YouTube blogger and analyst Crypto Rover noted that over the past year Bitcoin’s price has consistently fallen in the first half of each month. The January dip has been milder than many seen previously, he added.

“Do not worry. The bounce in the second half of the month is inevitable,” the expert said.

The author of the Stockmoney Lizards YouTube channel believes the first cryptocurrency has not yet topped in this cycle. Price action will get “more fuel” over the next 12 months, he added.

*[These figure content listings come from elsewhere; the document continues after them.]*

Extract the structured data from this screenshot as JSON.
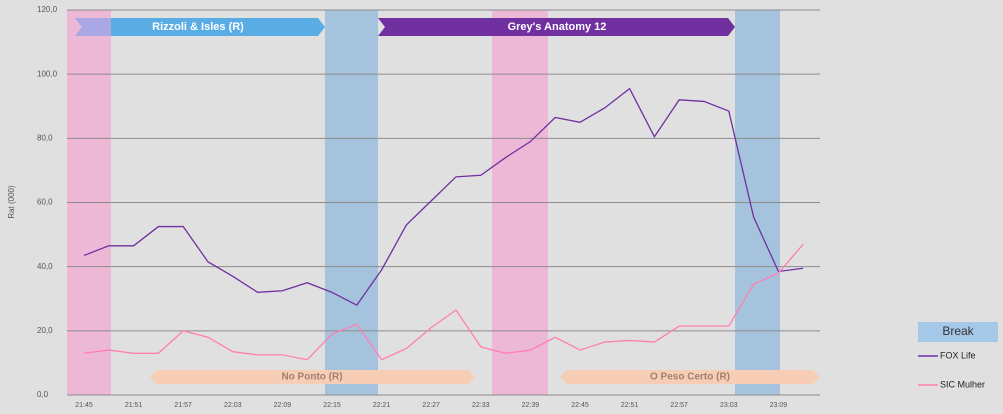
{
  "chart_data": {
    "type": "line",
    "y_label": "Rat (000)",
    "categories": [
      "21:45",
      null,
      "21:51",
      null,
      "21:57",
      null,
      "22:03",
      null,
      "22:09",
      null,
      "22:15",
      null,
      "22:21",
      null,
      "22:27",
      null,
      "22:33",
      null,
      "22:39",
      null,
      "22:45",
      null,
      "22:51",
      null,
      "22:57",
      null,
      "23:03",
      null,
      "23:09",
      null
    ],
    "series": [
      {
        "name": "FOX Life",
        "color": "#7030a0",
        "values": [
          43.5,
          46.5,
          46.5,
          52.5,
          52.5,
          41.5,
          37,
          32,
          32.5,
          35,
          32,
          28,
          39,
          53,
          60.5,
          68,
          68.5,
          74,
          79,
          86.5,
          85,
          89.5,
          95.5,
          80.5,
          92,
          91.5,
          88.5,
          55.5,
          38.5,
          39.5
        ]
      },
      {
        "name": "SIC Mulher",
        "color": "#ff7fb0",
        "values": [
          13,
          14,
          13,
          13,
          20,
          18,
          13.5,
          12.5,
          12.5,
          11,
          19,
          22,
          11,
          14.5,
          21,
          26.5,
          15,
          13,
          14,
          18,
          14,
          16.5,
          17,
          16.5,
          21.5,
          21.5,
          21.5,
          34.5,
          38,
          47
        ]
      }
    ],
    "ylim": [
      0,
      120
    ],
    "yticks": [
      {
        "value": 0,
        "label": "0,0"
      },
      {
        "value": 20,
        "label": "20,0"
      },
      {
        "value": 40,
        "label": "40,0"
      },
      {
        "value": 60,
        "label": "60,0"
      },
      {
        "value": 80,
        "label": "80,0"
      },
      {
        "value": 100,
        "label": "100,0"
      },
      {
        "value": 120,
        "label": "120,0"
      }
    ],
    "grid": true,
    "band_legend": "Break",
    "programs_top": [
      "Rizzoli & Isles  (R)",
      "Grey's Anatomy 12"
    ],
    "programs_bottom": [
      "No Ponto (R)",
      "O Peso Certo (R)"
    ]
  }
}
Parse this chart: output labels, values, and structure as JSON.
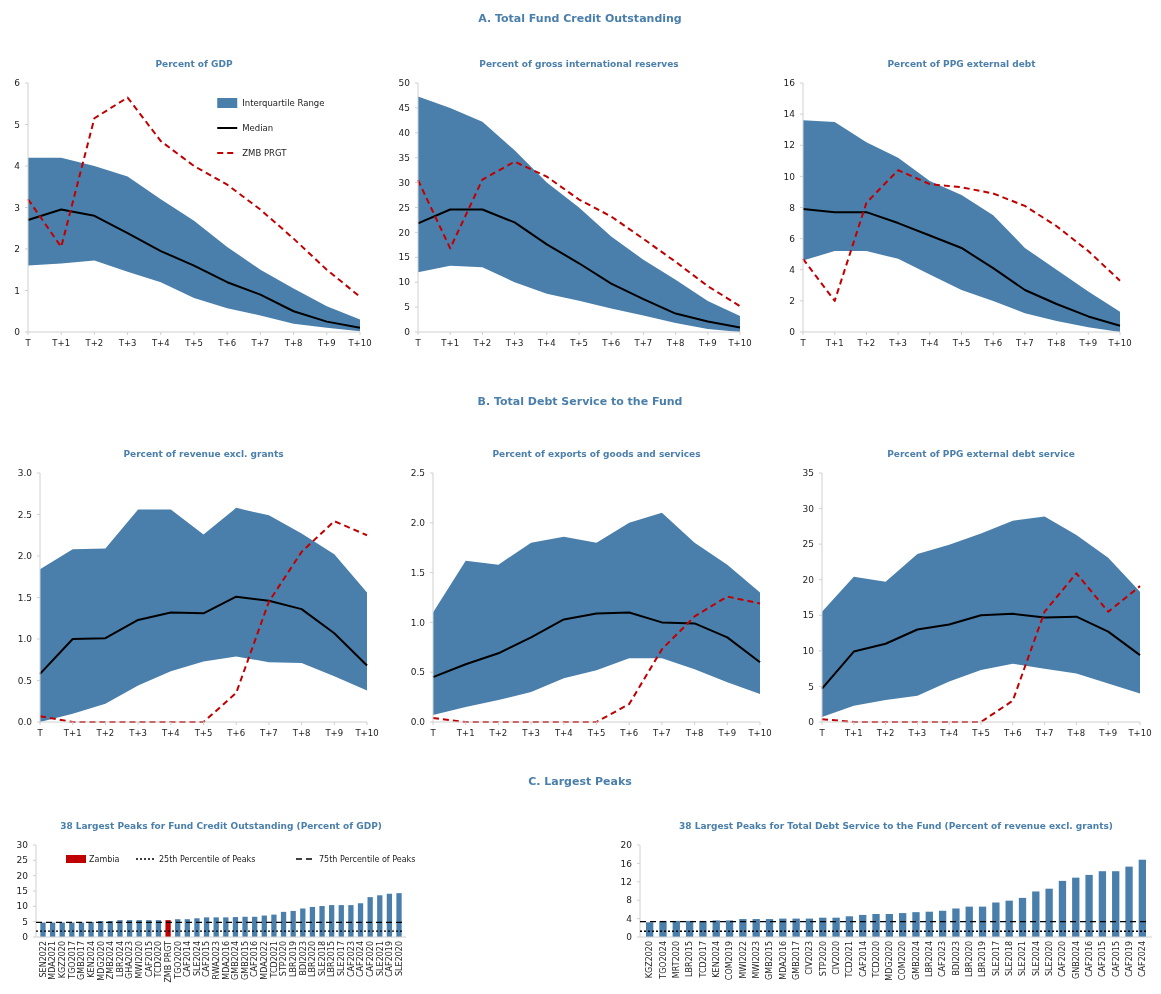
{
  "chart_data": [
    {
      "type": "line",
      "title": "Percent of GDP",
      "annotations": [
        "A. Total Fund Credit Outstanding",
        "Interquartile Range"
      ],
      "color": "#4a7fab",
      "categories": [
        "T",
        "T+1",
        "T+2",
        "T+3",
        "T+4",
        "T+5",
        "T+6",
        "T+7",
        "T+8",
        "T+9",
        "T+10"
      ],
      "ylim": [
        0,
        6
      ],
      "yticks": [
        0,
        1,
        2,
        3,
        4,
        5,
        6
      ],
      "legend": "top right",
      "series": [
        {
          "name": "Median",
          "type": "line",
          "color": "#000000",
          "line_style": "solid",
          "values": [
            2.7,
            2.95,
            2.8,
            2.38,
            1.95,
            1.6,
            1.2,
            0.9,
            0.5,
            0.25,
            0.1
          ],
          "lower": [
            1.6,
            1.65,
            1.72,
            1.45,
            1.2,
            0.82,
            0.57,
            0.4,
            0.2,
            0.1,
            0.02
          ],
          "upper": [
            4.2,
            4.2,
            4.0,
            3.75,
            3.2,
            2.68,
            2.05,
            1.5,
            1.05,
            0.62,
            0.3
          ]
        },
        {
          "name": "ZMB PRGT",
          "type": "line",
          "color": "#c00000",
          "line_style": "dashed",
          "values": [
            3.2,
            2.05,
            5.15,
            5.65,
            4.6,
            4.0,
            3.55,
            2.95,
            2.25,
            1.5,
            0.85
          ]
        }
      ]
    },
    {
      "type": "line",
      "title": "Percent of gross international reserves",
      "color": "#4a7fab",
      "categories": [
        "T",
        "T+1",
        "T+2",
        "T+3",
        "T+4",
        "T+5",
        "T+6",
        "T+7",
        "T+8",
        "T+9",
        "T+10"
      ],
      "ylim": [
        0,
        50
      ],
      "yticks": [
        0,
        5,
        10,
        15,
        20,
        25,
        30,
        35,
        40,
        45,
        50
      ],
      "series": [
        {
          "type": "line",
          "color": "#000000",
          "line_style": "solid",
          "values": [
            21.8,
            24.6,
            24.6,
            22,
            17.6,
            13.8,
            9.7,
            6.6,
            3.7,
            2.1,
            0.9
          ],
          "lower": [
            12,
            13.3,
            13,
            10,
            7.7,
            6.3,
            4.7,
            3.3,
            1.8,
            0.6,
            0
          ],
          "upper": [
            47.3,
            45,
            42.2,
            36.5,
            30,
            25,
            19.2,
            14.5,
            10.5,
            6.2,
            3.2
          ]
        },
        {
          "type": "line",
          "color": "#c00000",
          "line_style": "dashed",
          "values": [
            30.5,
            16.8,
            30.6,
            34.2,
            31.2,
            26.6,
            23.2,
            18.7,
            14.1,
            9.2,
            5.2
          ]
        }
      ]
    },
    {
      "type": "line",
      "title": "Percent of PPG external debt",
      "color": "#4a7fab",
      "categories": [
        "T",
        "T+1",
        "T+2",
        "T+3",
        "T+4",
        "T+5",
        "T+6",
        "T+7",
        "T+8",
        "T+9",
        "T+10"
      ],
      "ylim": [
        0,
        16
      ],
      "yticks": [
        0,
        2,
        4,
        6,
        8,
        10,
        12,
        14,
        16
      ],
      "series": [
        {
          "type": "line",
          "color": "#000000",
          "line_style": "solid",
          "values": [
            7.9,
            7.7,
            7.7,
            7,
            6.2,
            5.4,
            4.1,
            2.7,
            1.8,
            1,
            0.4
          ],
          "lower": [
            4.6,
            5.2,
            5.2,
            4.7,
            3.7,
            2.7,
            2,
            1.2,
            0.7,
            0.3,
            0
          ],
          "upper": [
            13.6,
            13.5,
            12.2,
            11.2,
            9.7,
            8.8,
            7.5,
            5.4,
            4,
            2.6,
            1.3
          ]
        },
        {
          "type": "line",
          "color": "#c00000",
          "line_style": "dashed",
          "values": [
            4.7,
            2.0,
            8.3,
            10.4,
            9.5,
            9.3,
            8.9,
            8.1,
            6.8,
            5.2,
            3.3
          ]
        }
      ]
    },
    {
      "type": "line",
      "title": "Percent of revenue excl. grants",
      "annotations": [
        "B. Total Debt Service to the Fund"
      ],
      "color": "#4a7fab",
      "categories": [
        "T",
        "T+1",
        "T+2",
        "T+3",
        "T+4",
        "T+5",
        "T+6",
        "T+7",
        "T+8",
        "T+9",
        "T+10"
      ],
      "ylim": [
        0,
        3
      ],
      "yticks": [
        {
          "value": 0,
          "label": "0.0"
        },
        {
          "value": 0.5,
          "label": "0.5"
        },
        {
          "value": 1,
          "label": "1.0"
        },
        {
          "value": 1.5,
          "label": "1.5"
        },
        {
          "value": 2,
          "label": "2.0"
        },
        {
          "value": 2.5,
          "label": "2.5"
        },
        {
          "value": 3,
          "label": "3.0"
        }
      ],
      "series": [
        {
          "type": "line",
          "color": "#000000",
          "line_style": "solid",
          "values": [
            0.58,
            1.0,
            1.01,
            1.23,
            1.32,
            1.31,
            1.51,
            1.46,
            1.36,
            1.07,
            0.68
          ],
          "lower": [
            0,
            0.1,
            0.22,
            0.44,
            0.61,
            0.73,
            0.79,
            0.72,
            0.71,
            0.55,
            0.38
          ],
          "upper": [
            1.84,
            2.08,
            2.09,
            2.56,
            2.56,
            2.26,
            2.58,
            2.49,
            2.27,
            2.02,
            1.56
          ]
        },
        {
          "type": "line",
          "color": "#c00000",
          "line_style": "dashed",
          "values": [
            0.07,
            0,
            0,
            0,
            0,
            0,
            0.35,
            1.45,
            2.05,
            2.42,
            2.25
          ]
        }
      ]
    },
    {
      "type": "line",
      "title": "Percent of exports of goods and services",
      "color": "#4a7fab",
      "categories": [
        "T",
        "T+1",
        "T+2",
        "T+3",
        "T+4",
        "T+5",
        "T+6",
        "T+7",
        "T+8",
        "T+9",
        "T+10"
      ],
      "ylim": [
        0,
        2.5
      ],
      "yticks": [
        {
          "value": 0,
          "label": "0.0"
        },
        {
          "value": 0.5,
          "label": "0.5"
        },
        {
          "value": 1,
          "label": "1.0"
        },
        {
          "value": 1.5,
          "label": "1.5"
        },
        {
          "value": 2,
          "label": "2.0"
        },
        {
          "value": 2.5,
          "label": "2.5"
        }
      ],
      "series": [
        {
          "type": "line",
          "color": "#000000",
          "line_style": "solid",
          "values": [
            0.45,
            0.58,
            0.69,
            0.85,
            1.03,
            1.09,
            1.1,
            1.0,
            0.99,
            0.85,
            0.6
          ],
          "lower": [
            0.07,
            0.15,
            0.22,
            0.3,
            0.44,
            0.52,
            0.64,
            0.64,
            0.53,
            0.4,
            0.28
          ],
          "upper": [
            1.1,
            1.62,
            1.58,
            1.8,
            1.86,
            1.8,
            2.0,
            2.1,
            1.8,
            1.58,
            1.3
          ]
        },
        {
          "type": "line",
          "color": "#c00000",
          "line_style": "dashed",
          "values": [
            0.04,
            0,
            0,
            0,
            0,
            0,
            0.18,
            0.73,
            1.06,
            1.26,
            1.19
          ]
        }
      ]
    },
    {
      "type": "line",
      "title": "Percent of PPG external debt service",
      "color": "#4a7fab",
      "categories": [
        "T",
        "T+1",
        "T+2",
        "T+3",
        "T+4",
        "T+5",
        "T+6",
        "T+7",
        "T+8",
        "T+9",
        "T+10"
      ],
      "ylim": [
        0,
        35
      ],
      "yticks": [
        0,
        5,
        10,
        15,
        20,
        25,
        30,
        35
      ],
      "series": [
        {
          "type": "line",
          "color": "#000000",
          "line_style": "solid",
          "values": [
            4.7,
            9.9,
            11.0,
            13.0,
            13.7,
            15.0,
            15.2,
            14.7,
            14.8,
            12.7,
            9.4
          ],
          "lower": [
            0.7,
            2.3,
            3.1,
            3.7,
            5.7,
            7.3,
            8.2,
            7.5,
            6.8,
            5.4,
            4.0
          ],
          "upper": [
            15.5,
            20.4,
            19.7,
            23.6,
            24.9,
            26.5,
            28.3,
            28.9,
            26.3,
            23.1,
            18.3
          ]
        },
        {
          "type": "line",
          "color": "#c00000",
          "line_style": "dashed",
          "values": [
            0.4,
            0,
            0,
            0,
            0,
            0,
            3.0,
            15.5,
            20.9,
            15.5,
            19.1
          ]
        }
      ]
    },
    {
      "type": "bar",
      "title": "38 Largest Peaks for Fund Credit Outstanding (Percent of GDP)",
      "annotations": [
        "C. Largest Peaks"
      ],
      "legend": "top",
      "categories": [
        "SEN2022",
        "MDA2021",
        "KGZ2020",
        "TGO2017",
        "GMB2017",
        "KEN2024",
        "MDG2020",
        "ZMB2024",
        "LBR2024",
        "GHA2023",
        "MWI2020",
        "CAF2015",
        "TCD2020",
        "ZMB PRGT",
        "TGO2020",
        "CAF2014",
        "SLE2024",
        "CAF2015",
        "RWA2023",
        "MDA2016",
        "GMB2024",
        "GMB2015",
        "CAF2016",
        "MDA2022",
        "TCD2021",
        "STP2020",
        "LBR2019",
        "BDI2023",
        "LBR2020",
        "SLE2018",
        "LBR2015",
        "SLE2017",
        "CAF2023",
        "CAF2024",
        "CAF2020",
        "SLE2021",
        "CAF2019",
        "SLE2020"
      ],
      "ylim": [
        0,
        30
      ],
      "yticks": [
        0,
        5,
        10,
        15,
        20,
        25,
        30
      ],
      "series": [
        {
          "color": "#4a7fab",
          "values": [
            4.7,
            4.7,
            4.7,
            4.7,
            4.7,
            4.9,
            5.2,
            5.2,
            5.5,
            5.5,
            5.5,
            5.5,
            5.5,
            null,
            5.8,
            5.8,
            6.1,
            6.4,
            6.4,
            6.4,
            6.5,
            6.6,
            6.6,
            7.0,
            7.3,
            8.2,
            8.5,
            9.3,
            9.8,
            10.1,
            10.4,
            10.4,
            10.4,
            11.0,
            13.0,
            13.6,
            14.1,
            14.3
          ]
        },
        {
          "name": "Zambia",
          "color": "#c00000",
          "values": [
            null,
            null,
            null,
            null,
            null,
            null,
            null,
            null,
            null,
            null,
            null,
            null,
            null,
            5.5,
            null,
            null,
            null,
            null,
            null,
            null,
            null,
            null,
            null,
            null,
            null,
            null,
            null,
            null,
            null,
            null,
            null,
            null,
            null,
            null,
            null,
            null,
            null,
            null
          ]
        }
      ],
      "ref_lines": [
        {
          "axis": "y",
          "value": 1.9,
          "label": "25th Percentile of Peaks",
          "line_style": "dotted",
          "color": "#000000"
        },
        {
          "axis": "y",
          "value": 4.8,
          "label": "75th Percentile of Peaks",
          "line_style": "dashed",
          "color": "#000000"
        }
      ]
    },
    {
      "type": "bar",
      "title": "38 Largest Peaks for Total Debt Service to the Fund (Percent of revenue excl. grants)",
      "categories": [
        "KGZ2020",
        "TGO2024",
        "MRT2020",
        "LBR2015",
        "TCD2017",
        "KEN2024",
        "COM2019",
        "MWI2022",
        "MWI2023",
        "GMB2015",
        "MDA2016",
        "GMB2017",
        "CIV2023",
        "STP2020",
        "CIV2020",
        "TCD2021",
        "CAF2014",
        "TCD2020",
        "MDG2020",
        "COM2020",
        "GMB2024",
        "LBR2024",
        "CAF2023",
        "BDI2023",
        "LBR2020",
        "LBR2019",
        "SLE2017",
        "SLE2018",
        "SLE2021",
        "SLE2024",
        "SLE2020",
        "CAF2020",
        "GNB2024",
        "CAF2016",
        "CAF2015",
        "CAF2015",
        "CAF2019",
        "CAF2024"
      ],
      "ylim": [
        0,
        20
      ],
      "yticks": [
        0,
        4,
        8,
        12,
        16,
        20
      ],
      "series": [
        {
          "color": "#4a7fab",
          "values": [
            3.2,
            3.5,
            3.5,
            3.5,
            3.5,
            3.6,
            3.6,
            3.9,
            3.9,
            3.9,
            4.0,
            4.0,
            4.0,
            4.2,
            4.2,
            4.5,
            4.8,
            5.0,
            5.0,
            5.2,
            5.4,
            5.5,
            5.7,
            6.2,
            6.6,
            6.6,
            7.5,
            7.9,
            8.5,
            9.9,
            10.5,
            12.2,
            12.9,
            13.5,
            14.3,
            14.3,
            15.3,
            16.8
          ]
        }
      ],
      "ref_lines": [
        {
          "axis": "y",
          "value": 1.25,
          "line_style": "dotted",
          "color": "#000000"
        },
        {
          "axis": "y",
          "value": 3.35,
          "line_style": "dashed",
          "color": "#000000"
        }
      ]
    }
  ]
}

The analyst acknowledged that different cycles have been driven by different factors. He cited widespread adoption of digital assets, crypto-friendly governments around the world, and ETFs as features of the current phase.

Bitblaze pointed to another tailwind for the industry — the U.S. president-elect, Donald Trump. Incoming administrations traditionally seek to fulfill their promises, which requires injecting money into the economy. Rising liquidity has historically been positive for cryptocurrencies, the expert added.

Earlier, Fidelity specialists said one potential driver of the digital-asset market in 2025 is possible adoption of Bitcoin as a reserve asset by a number of countries.